ARTÍCULOS DE ASOCIADOS
La PUCP, casa humanista
Por: Luís Jaime Cisneros
Publicado el 26.07.2009 en La República
En agosto cumpliré 61 años de docencia en la Católica. Hasta entonces, mis cursos sanmarquinos habían estado centrados en la literatura española de la Edad de Oro. La enseñanza en la PUCP estuvo siempre centrada en el lenguaje. Pero no es de esos cursos de los que hablaré. Sí de cómo he visto crecer a la casa. Si el padre Dintilhac y Riva Agüero idearon una universidad que estuviera mirando a los estertores del siglo XIX, he sido testigo de cómo Felipe MacGregor nos enseñó a prepararnos para apreciar y vivir la universidad que debíamos construir y defender en el siglo XXI.

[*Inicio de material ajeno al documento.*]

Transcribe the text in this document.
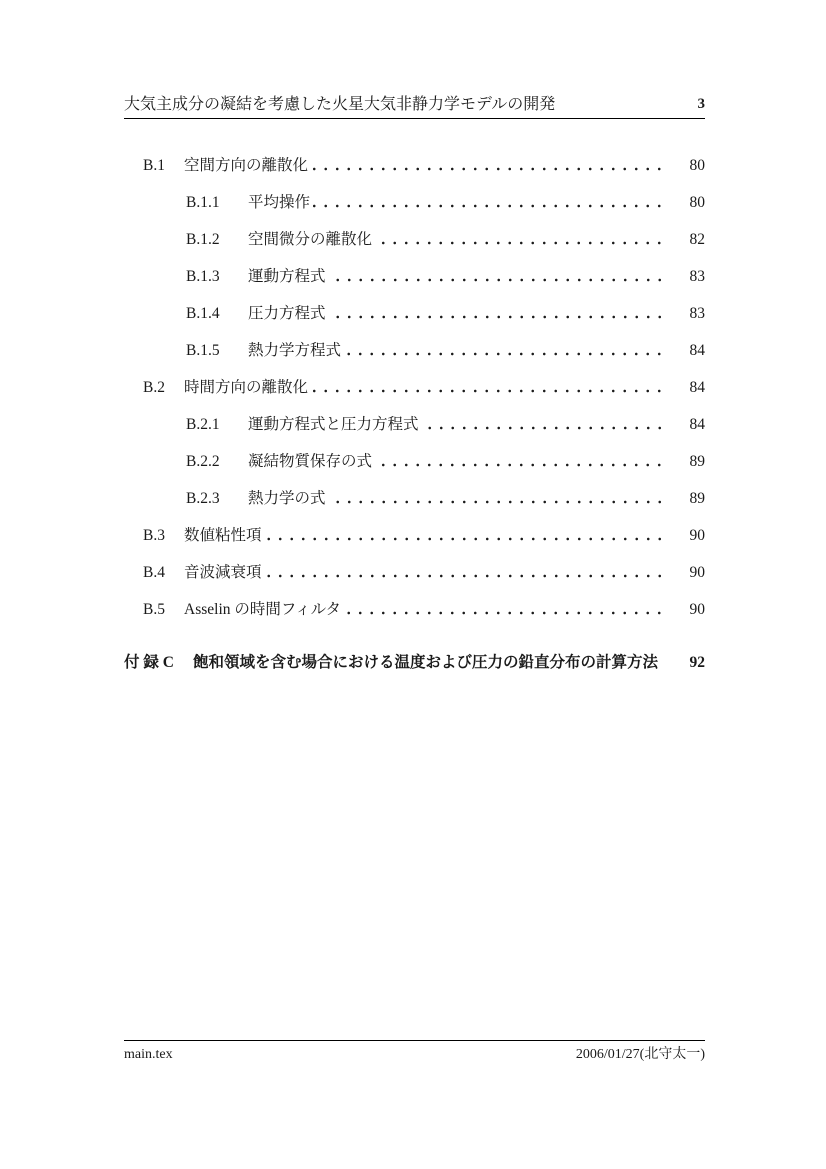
大気主成分の凝結を考慮した火星大気非静力学モデルの開発	3
B.1	空間方向の離散化	80
B.1.1	平均操作	80
B.1.2	空間微分の離散化	82
B.1.3	運動方程式	83
B.1.4	圧力方程式	83
B.1.5	熱力学方程式	84
B.2	時間方向の離散化	84
B.2.1	運動方程式と圧力方程式	84
B.2.2	凝結物質保存の式	89
B.2.3	熱力学の式	89
B.3	数値粘性項	90
B.4	音波減衰項	90
B.5	Asselin の時間フィルタ	90
付 録 C	飽和領域を含む場合における温度および圧力の鉛直分布の計算方法 92
main.tex	2006/01/27(北守太一)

Presente tengo en la mente el recorrido que hicimos Jorge Puccinelli y yo, aquella tarde primera desde San Marcos a la PUCP. Atravesamos el Callejón largo, y desde el Tambo de Belén aprendí a reconocer las grises torres de la Recoleta. Desde esa plaza, recoleta y acogedora, hasta el actual campus de Pando han corrido largas jornadas. Soy testigo de cuánto hizo la universidad por mantener su claro perfil entre la multitud y cuánto luchó para cuidar y reforzar sus esencias. Así aprendimos a reconocer la presencia vigorosa de tantos alumnos inquietos que buscaban cómo alcanzar el porvenir.
Esos años primeros aprendimos a caminar hasta el Instituto Riva Agüero, lugar que sirvió para avivar la inquietud por la investigación. Con el tiempo, profesores y alumnos nos vimos abordados por las luchas en las calles. Fue difícil acomodarse al diálogo de sables. Lentamente, la casa iba creciendo. Esa caminata hasta el Riva Agüero, iluminado por la ciencia y el sano humor de Víctor Andrés Belaunde, duró todos los rectorados del padre Rubén Vargas Ugarte y de monseñor Fidel Tubino hasta el de Mac Gregor.
En los últimos años de los 60, la universidad había crecido. Creció no solamente en número, que no era lo importante. Se dilató el número de los barrios representados en las aulas. Provincianos y limeños compartían las mismas esperanzas. Valía la pena enseñar. Los alumnos de esos años primeros eran muchachos inteligentes y vivamente interesados en la lectura. De pronto esta sorpresa estudiantil se vio estimulada e iluminada en las aulas por la figura de Onorio Ferrero. Hubo un nuevo modo de mirar y entender todo el mundo antiguo. Frente al interés por el aparecer de la conciencia nacional, estimulado por las clases de José Agustín de la Puente, la Edad Moderna era un llamado de alerta para los muchachos. Los sables volvieron, en 1968, a cruzarse en el horizonte, y no en vano la Sociología era el nuevo horizonte abierto a la curiosidad y la inteligencia de los jóvenes. Buena ocasión fue esa para que comprendiéramos lo que, en rigor, correspondía hacer a una universidad.
El rigor científico a que MacGregor nos había estimulado cobró intensidad en todas las disciplinas y aprender no sólo se entendió como un ejercicio de la memoria sino como un empeñoso trajín intelectual. Como el país estaba en juego, había que aprender a pensar en el porvenir, y fue necesario admitir que la universidad tenía una responsabilidad política que no cabía ignorar. Aristóteles había precisado qué era la política. Los griegos habían enseñado qué era y cuáles eran los alcances y objetivos de la política.
Lo que fue inequívoco en estos largos años fue cómo logró MacGregor que comprendiéramos a refundir la fe en la cultura, asimilada en la tradición y expresada en los logros más auténticos del conocimiento y el provecho del saber. Esa fe jamás podrá desaparecer. No se trata de una fe prestada por ademanes sino de una fe surtida e inteligentemente vivida y aprovechada.
En estos 61 largos años he aprendido que una casa de estudio es una casa de voluntades unidas para salvar al prójimo del abandono intelectual y la miseria moral. A ella venimos a estudiar con la certidumbre de que el saber nos hace mejores para eficaz servicio de la polis. La fe fortalece ese estudio y acentúa su perfil humanista. Cuanto más perfeccionamos el saber, mejor entendido está el hombre, nuestro prójimo esencial. A más verdad, saber más sólido y fe más verdadera. Aprender y enseñar son tareas a que nos convoca la verdad. Y me alegra proclamarlo al elegir a Marcial Rubio, mi antiguo alumno, como Rector.